PS Group will use some of the $280 million in cash that it will receive on May 29 to pre-pay $184 million in debt and pay $40 million in state and federal taxes.
Guerin hinted at a future expansion, either in the holding company’s existing aircraft leasing and energy businesses or in an unrelated business. “This is not a good time to sit around with a lot of cash,” Guerin said.
Guerin and PS Group Chief Executive Paul C. Barkley told shareholders that PS Group executives had foregone planning during the last five months in order to complete the sale of PSA to USAir.
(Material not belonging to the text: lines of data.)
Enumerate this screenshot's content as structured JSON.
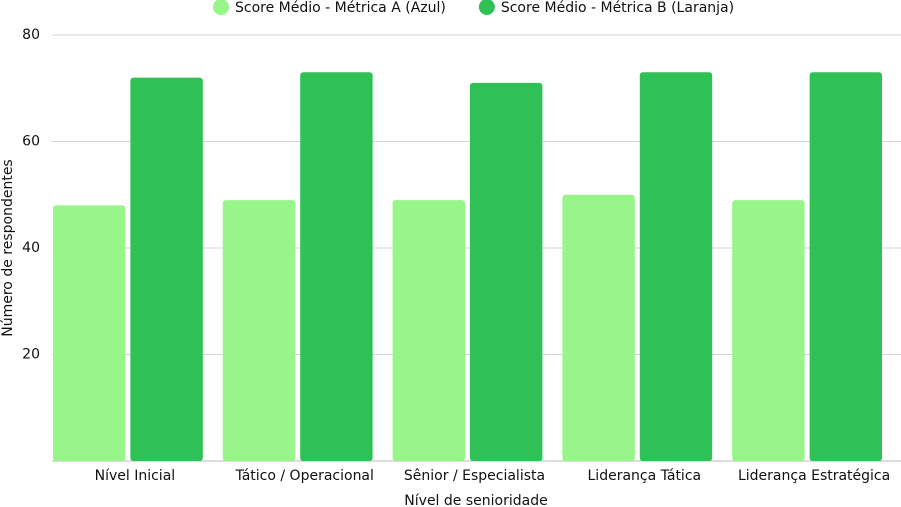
{
  "chart_data": {
    "type": "bar",
    "x_label": "Nível de senioridade",
    "y_label": "Número de respondentes",
    "categories": [
      "Nível Inicial",
      "Tático / Operacional",
      "Sênior / Especialista",
      "Liderança Tática",
      "Liderança Estratégica"
    ],
    "series": [
      {
        "name": "Score Médio - Métrica A (Azul)",
        "color": "#98f58a",
        "values": [
          48,
          49,
          49,
          50,
          49
        ]
      },
      {
        "name": "Score Médio - Métrica B (Laranja)",
        "color": "#2fc155",
        "values": [
          72,
          73,
          71,
          73,
          73
        ]
      }
    ],
    "ylim": [
      0,
      80
    ],
    "yticks": [
      20,
      40,
      60,
      80
    ],
    "grid": true,
    "legend": "top"
  }
}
“I think everybody’s intention has been to catch this rabbit before they started thinking about making rabbit stew,” Guerin said.
Passengers won’t notice any immediate changes following the sale of Pacific Southwest Airlines to USAir on May 29, according to Guerin, who added that PSA executives will retain their jobs for a while after the merger.
USAir hopes to “provide continuity” while it merges PSA into its fleet. The airline holding company also has agreed to acquire Piedmont Airlines.
USAir is expected to mail checks to PSA shareholders on May 29, Barkley said.